Presenter: Mila Yana Splawska

Faculty Sponsor: Martha Yoder

School: UMass Amherst

Research Area: Law and Legal Studies

Session: Poster Session 1, 10:30 AM - 11:15 AM, Concourse, B4

ABSTRACT

The constitutional status of abortion rights in the United States has shifted dramatically over the past half-century. In Roe v. Wade, the Supreme Court recognized abortion as a fundamental right protected by the Constitution and grounded the right to abortion in a broader right to privacy. The Court created the trimester framework to balance the interests of pregnant individuals and state interests in the fetus, which were found to be compelling in the third trimester. Although Planned Parenthood v. Casey reaffirmed Roe’s central holding, it abandoned the trimester framework, replacing it with the undue burden standard and relocated constitutional protection to the Fourteenth Amendment’s Due Process Clause.

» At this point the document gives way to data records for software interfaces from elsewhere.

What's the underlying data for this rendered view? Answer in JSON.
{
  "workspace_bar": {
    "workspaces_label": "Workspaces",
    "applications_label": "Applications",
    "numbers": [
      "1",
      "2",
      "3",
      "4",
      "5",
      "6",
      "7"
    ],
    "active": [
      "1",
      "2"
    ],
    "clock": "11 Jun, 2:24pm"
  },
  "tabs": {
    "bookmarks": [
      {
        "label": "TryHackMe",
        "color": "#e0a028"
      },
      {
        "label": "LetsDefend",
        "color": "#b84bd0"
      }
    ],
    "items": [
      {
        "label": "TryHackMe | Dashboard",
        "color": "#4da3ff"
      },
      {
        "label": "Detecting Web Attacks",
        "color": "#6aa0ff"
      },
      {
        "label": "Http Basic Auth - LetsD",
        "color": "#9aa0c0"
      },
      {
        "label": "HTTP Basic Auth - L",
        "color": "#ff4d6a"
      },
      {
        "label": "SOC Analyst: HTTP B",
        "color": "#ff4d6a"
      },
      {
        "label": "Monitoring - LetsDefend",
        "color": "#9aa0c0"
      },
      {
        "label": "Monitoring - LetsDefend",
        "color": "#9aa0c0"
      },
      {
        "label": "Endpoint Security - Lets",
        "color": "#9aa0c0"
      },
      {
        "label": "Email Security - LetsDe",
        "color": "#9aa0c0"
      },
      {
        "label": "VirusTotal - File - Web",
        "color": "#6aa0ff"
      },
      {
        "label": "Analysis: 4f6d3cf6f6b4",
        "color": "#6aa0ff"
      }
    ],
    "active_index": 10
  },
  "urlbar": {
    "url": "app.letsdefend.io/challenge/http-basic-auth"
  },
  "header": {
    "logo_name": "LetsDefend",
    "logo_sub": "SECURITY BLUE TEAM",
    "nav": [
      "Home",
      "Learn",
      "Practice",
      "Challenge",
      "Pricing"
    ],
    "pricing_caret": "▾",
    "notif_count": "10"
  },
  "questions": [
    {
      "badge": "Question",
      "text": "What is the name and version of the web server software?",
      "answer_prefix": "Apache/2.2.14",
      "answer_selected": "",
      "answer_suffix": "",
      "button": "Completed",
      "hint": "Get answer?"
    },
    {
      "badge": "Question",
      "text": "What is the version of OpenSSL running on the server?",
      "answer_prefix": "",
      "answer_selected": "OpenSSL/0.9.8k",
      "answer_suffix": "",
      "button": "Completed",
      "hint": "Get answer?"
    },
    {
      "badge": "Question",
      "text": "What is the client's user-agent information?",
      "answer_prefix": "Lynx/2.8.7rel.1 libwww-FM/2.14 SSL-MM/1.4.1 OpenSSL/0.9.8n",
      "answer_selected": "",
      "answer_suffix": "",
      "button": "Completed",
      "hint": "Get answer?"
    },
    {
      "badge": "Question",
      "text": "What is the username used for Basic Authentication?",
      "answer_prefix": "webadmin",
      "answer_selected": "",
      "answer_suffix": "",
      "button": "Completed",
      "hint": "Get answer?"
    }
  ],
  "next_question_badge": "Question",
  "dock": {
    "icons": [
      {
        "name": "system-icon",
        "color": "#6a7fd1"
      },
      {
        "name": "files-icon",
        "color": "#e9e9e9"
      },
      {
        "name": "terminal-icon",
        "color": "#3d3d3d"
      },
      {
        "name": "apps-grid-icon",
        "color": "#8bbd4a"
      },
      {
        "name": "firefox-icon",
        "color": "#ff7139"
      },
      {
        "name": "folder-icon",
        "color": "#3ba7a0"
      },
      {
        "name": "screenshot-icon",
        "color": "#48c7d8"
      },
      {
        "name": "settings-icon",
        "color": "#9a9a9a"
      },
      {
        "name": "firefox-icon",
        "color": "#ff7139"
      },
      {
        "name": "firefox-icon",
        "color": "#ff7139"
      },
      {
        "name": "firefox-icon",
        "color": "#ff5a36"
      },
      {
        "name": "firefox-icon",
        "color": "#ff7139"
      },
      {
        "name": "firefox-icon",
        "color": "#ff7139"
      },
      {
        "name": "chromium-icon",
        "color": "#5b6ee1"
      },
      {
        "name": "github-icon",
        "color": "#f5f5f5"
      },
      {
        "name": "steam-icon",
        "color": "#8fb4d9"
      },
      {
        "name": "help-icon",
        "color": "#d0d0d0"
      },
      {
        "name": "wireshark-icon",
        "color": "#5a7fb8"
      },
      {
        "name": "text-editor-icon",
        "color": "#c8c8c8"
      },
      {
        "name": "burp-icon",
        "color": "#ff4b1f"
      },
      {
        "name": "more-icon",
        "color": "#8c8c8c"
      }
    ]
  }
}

In Dobbs v. Jackson Women’s Health Organization, however, the Court rejected the due process foundation altogether, holding that the Constitution does not protect any right to abortion and returning regulatory authority to the states.

This project proposes that the instability of abortion rights stems from the Court’s reliance on substantive due process arguments to protect abortion rather than the Equal Protection Clause. Drawing on feminist and intersectional legal theory, I argue that abortion restrictions constitute a form of discrimination that both mirrors and entrenches structural inequality. Such laws not only reflect a historical pattern of subordinating women, but also disproportionately burden low-income individuals and people of color, deepening racial and economic disparities. This research synthesizes feminist legal literature to advance an intersectional framework that highlights the discriminatory design and unequal effects of abortion restrictions and makes the case for renewed protection under the Equal Protection Clause.